The impact on the private sector has been notable, even in defensive sectors like healthcare where we have investments in Tunisia. Social risk is very much top of mind in the Maghreb countries, and more funding is being lined up for social programs to mitigate the socio-economic impacts of the pandemic.
In the GCC region, the UAE which had acted early and decisively with a strict lockdown has now re-opened the economy following a 3.5% drop in GDP in 2020. Case numbers increased on the back of this reopening between October 2020 and February 2021, but the Government countered this with a concerted effort on the testing and vaccinations front (vaccination rates are reaching c. 90% of the population in April 2021); this has significantly brought down the number of new daily infections, and life appears to be gradually coming back to normal.

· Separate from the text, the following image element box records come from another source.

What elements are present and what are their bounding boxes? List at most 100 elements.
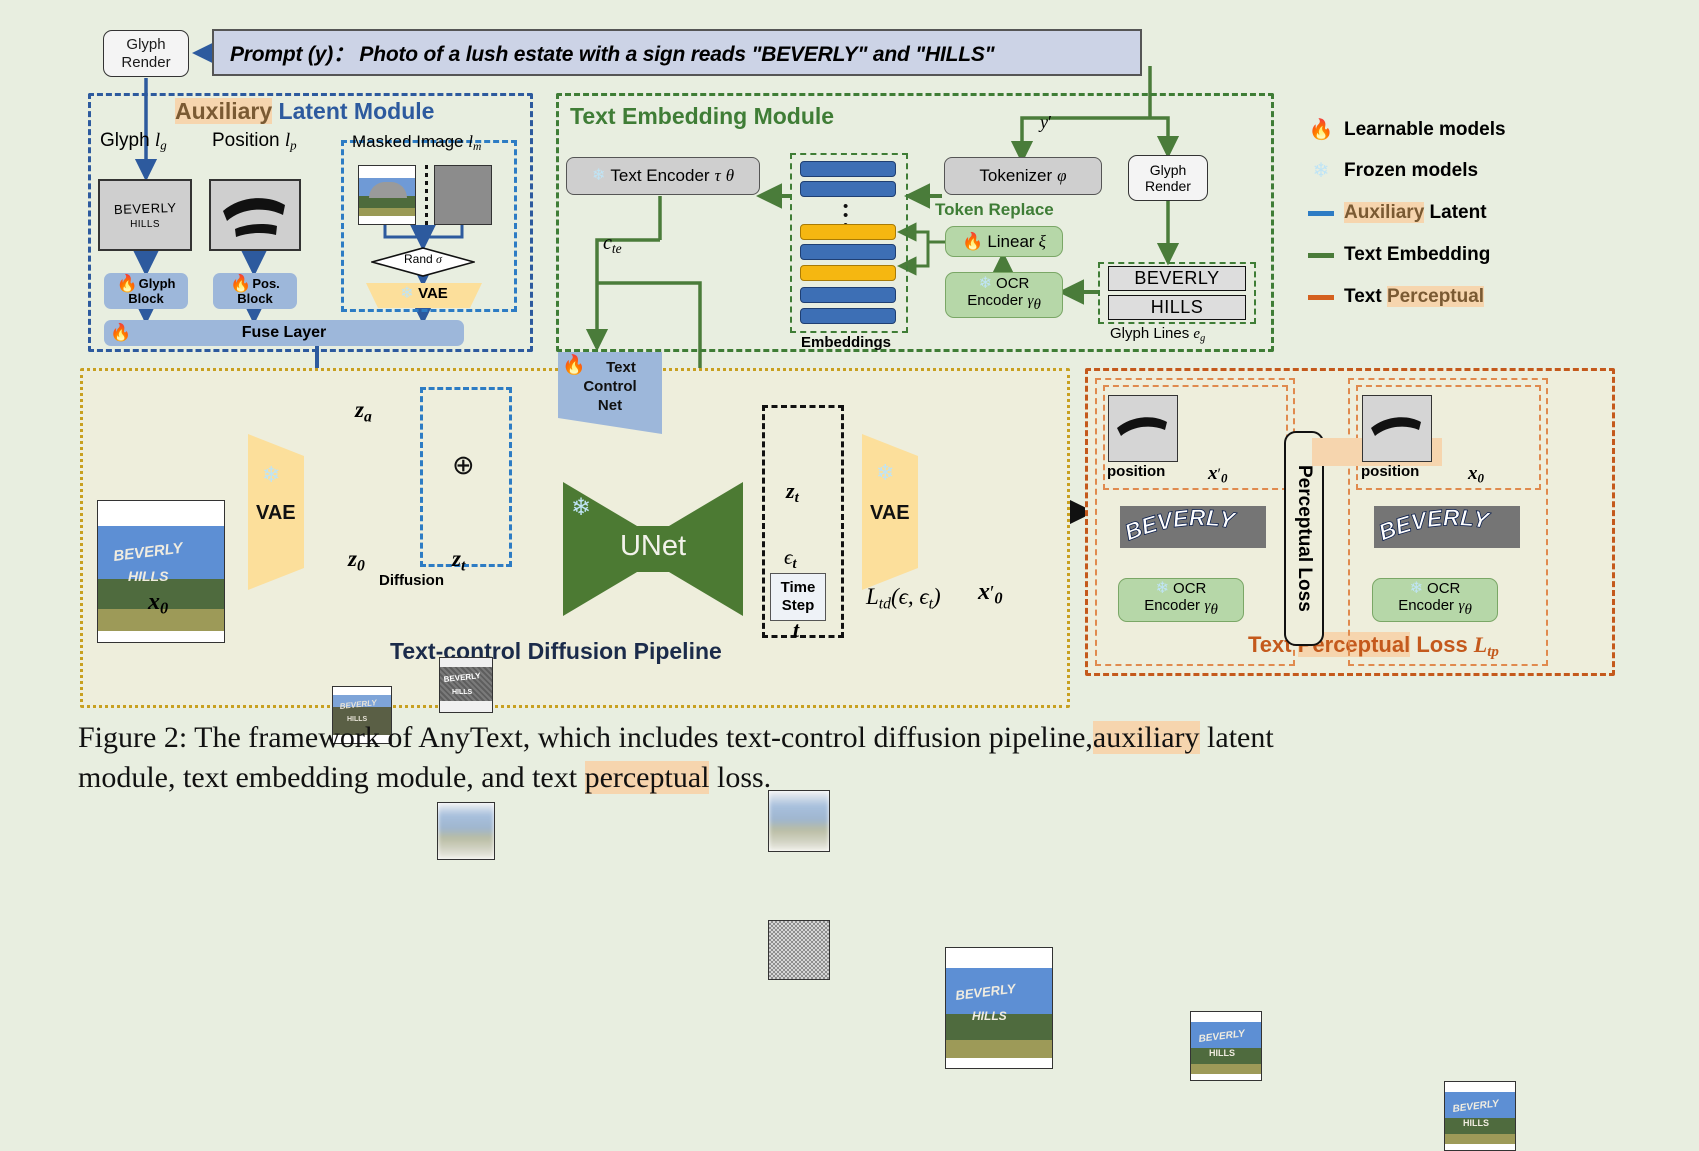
glyph-render-top-button[interactable]: Glyph Render — [103, 30, 189, 77]
y-prime-label: y′ — [1040, 112, 1052, 132]
x0-prime-photo: BEVERLY HILLS — [945, 947, 1053, 1069]
position-mask-shape — [1117, 417, 1167, 436]
flame-icon: 🔥 — [110, 323, 132, 342]
perceptual-left-crop-text: BEVERLY — [1121, 506, 1240, 546]
perceptual-right-crop: BEVERLY — [1374, 506, 1520, 548]
embedding-row-replaced — [800, 265, 896, 281]
linear-block[interactable]: 🔥 Linear ξ — [945, 226, 1063, 257]
glyph-lines-sub: g — [1200, 332, 1206, 344]
legend-label: Frozen models — [1344, 160, 1479, 181]
linear-symbol: ξ — [1038, 231, 1046, 251]
x0-prime-label: x′0 — [978, 579, 1003, 608]
position-label: Position lp — [212, 130, 297, 153]
zt-thumb — [437, 802, 495, 860]
perceptual-right-crop-text: BEVERLY — [1375, 506, 1494, 546]
glyph-block-l2: Block — [128, 291, 164, 307]
fuse-layer[interactable]: 🔥 Fuse Layer — [104, 320, 464, 346]
snowflake-icon: ❄ — [1155, 579, 1170, 597]
prompt-banner: Prompt (y)： Photo of a lush estate with … — [212, 29, 1142, 76]
embedding-row — [800, 244, 896, 260]
svg-text:BEVERLY: BEVERLY — [1375, 506, 1493, 545]
embedding-row — [800, 181, 896, 197]
glyph-line-2: HILLS — [1108, 295, 1246, 320]
x0-sign-text: BEVERLY HILLS — [112, 539, 185, 584]
text-encoder-block[interactable]: ❄ Text Encoder τθ — [566, 157, 760, 195]
flame-icon: 🔥 — [116, 274, 138, 294]
mask-gray-thumb — [434, 165, 492, 225]
line-icon — [1308, 294, 1334, 300]
embeddings-group — [790, 153, 908, 333]
ocr-encoder-block[interactable]: ❄ OCR Encoder γθ — [945, 272, 1063, 318]
tcn-line2: Control — [583, 378, 637, 396]
rand-label: Rand — [404, 252, 433, 266]
ocr-line2: Encoder — [1398, 597, 1455, 615]
zt2-thumb — [768, 790, 830, 852]
aux-vae-label: VAE — [418, 285, 448, 302]
tokenizer-label: Tokenizer — [979, 166, 1053, 185]
svg-text:HILLS: HILLS — [128, 568, 169, 583]
glyph-line-1: BEVERLY — [1108, 266, 1246, 291]
tokenizer-block[interactable]: Tokenizer φ — [944, 157, 1102, 195]
text-control-net-block[interactable]: 🔥 Text Control Net — [558, 352, 662, 434]
glyph-render-block[interactable]: Glyph Render — [1128, 155, 1208, 201]
position-card — [209, 179, 301, 251]
x0-photo: BEVERLY HILLS — [97, 500, 225, 643]
perceptual-left-ocr-block[interactable]: ❄ OCR Encoder γθ — [1118, 578, 1244, 622]
masked-photo-thumb — [358, 165, 416, 225]
caption-part2: latent — [1199, 721, 1274, 754]
svg-text:BEVERLY: BEVERLY — [443, 671, 481, 684]
perceptual-right-x0-thumb: BEVERLY HILLS — [1444, 1081, 1516, 1151]
pos-block-l1: Pos. — [252, 275, 280, 291]
legend-label: Latent — [1424, 202, 1487, 223]
glyph-card-line1: BEVERLY — [113, 199, 177, 217]
vae-encoder-block: ❄ VAE — [248, 434, 304, 590]
perceptual-left-image-label: x′0 — [1208, 463, 1228, 486]
ocr-line2: Encoder — [967, 292, 1024, 310]
glyph-block[interactable]: 🔥 Glyph Block — [104, 273, 188, 309]
glyph-render-line2: Render — [121, 53, 171, 71]
caption-highlight-auxiliary: auxiliary — [1092, 721, 1200, 754]
snowflake-icon: ❄ — [1312, 160, 1330, 182]
linear-label: Linear — [987, 231, 1035, 251]
embedding-row — [800, 287, 896, 303]
line-icon — [1308, 252, 1334, 258]
perceptual-left-x0prime-thumb: BEVERLY HILLS — [1190, 1011, 1262, 1081]
c-te-label: cte — [603, 232, 622, 256]
snowflake-icon: ❄ — [1409, 579, 1424, 597]
pos-block-l2: Block — [237, 291, 273, 307]
position-block[interactable]: 🔥 Pos. Block — [213, 273, 297, 309]
oplus-icon: ⊕ — [452, 450, 475, 480]
masked-sub: m — [472, 140, 482, 154]
figure-caption: Figure 2: The framework of AnyText, whic… — [78, 718, 1638, 797]
auxiliary-module-title: Auxiliary Latent Module — [175, 98, 434, 125]
perceptual-right-ocr-block[interactable]: ❄ OCR Encoder γθ — [1372, 578, 1498, 622]
zt-label: zt — [452, 546, 466, 575]
svg-text:HILLS: HILLS — [1463, 1118, 1489, 1128]
legend-item-text-embedding: Text Embedding — [1308, 234, 1608, 276]
legend-item-frozen: ❄ Frozen models — [1308, 150, 1608, 192]
position-mask-shape — [223, 198, 285, 237]
svg-text:HILLS: HILLS — [1209, 1048, 1235, 1058]
figure-canvas: Glyph Render Prompt (y)： Photo of a lush… — [0, 0, 1699, 1151]
glyph-render-line1: Glyph — [126, 36, 166, 54]
glyph-card: BEVERLY HILLS — [98, 179, 192, 251]
text-encoder-symbol: τ — [714, 166, 721, 185]
snowflake-icon: ❄ — [262, 462, 281, 487]
vae-right-label: VAE — [870, 502, 910, 524]
svg-text:HILLS: HILLS — [972, 1009, 1007, 1023]
za-thumb: BEVERLY HILLS — [439, 657, 493, 713]
fuse-layer-label: Fuse Layer — [241, 324, 327, 341]
caption-part4: loss. — [709, 760, 772, 794]
zt2-label: zt — [786, 478, 799, 507]
glyph-render-l1: Glyph — [1149, 161, 1187, 178]
token-replace-label: Token Replace — [935, 200, 1054, 219]
snowflake-icon: ❄ — [591, 167, 606, 184]
ocr-line1: OCR — [1427, 580, 1461, 598]
embedding-row — [800, 161, 896, 177]
embeddings-label: Embeddings — [801, 334, 892, 351]
unet-block: ❄ UNet — [563, 482, 743, 616]
aux-title-highlight: Auxiliary — [175, 98, 273, 124]
perceptual-right-image-label: x0 — [1468, 463, 1484, 486]
ocr-line1: OCR — [996, 275, 1030, 293]
time-step-l1: Time — [780, 579, 816, 596]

Meanwhile, Saudi Arabia continues to have strict containment measures in place including a travel ban for locals, and strict entry requirements for foreigners. The Saudi economy was hit by the double impact of the pandemic as well as a turbulent oil market. GDP contracted by 2.3% in 2020, but is expected to return to growth in 2021.
The “Sanad” support program has provided some support for various sectors during the peak of the pandemic, but this support has now largely ended and the impact of the containment measures continues to be felt in many sectors, including the consumer sector where we have an investment in QSR Company Kudu.
The pandemic has taken its toll on the economies of the MENA region to varying degrees. But every cloud has a silver lining. As elsewhere, COVID-19 is an accelerator of business and lifestyle shifts to a more digital world. Every single sector and every single business in the region has had to reconsider its digital transformation plans. This is good news for the MENA market in the long-term.
Digital transformations will imply better infrastructures and more efficient economies in due course. Be it through better healthcare provision, easier electronic payments, or even hybrid models of working, the markets of the region will emerge from the pandemic with short-term economic scars, but hopefully better equipped for an increasingly digitally enabled and reliant global economy.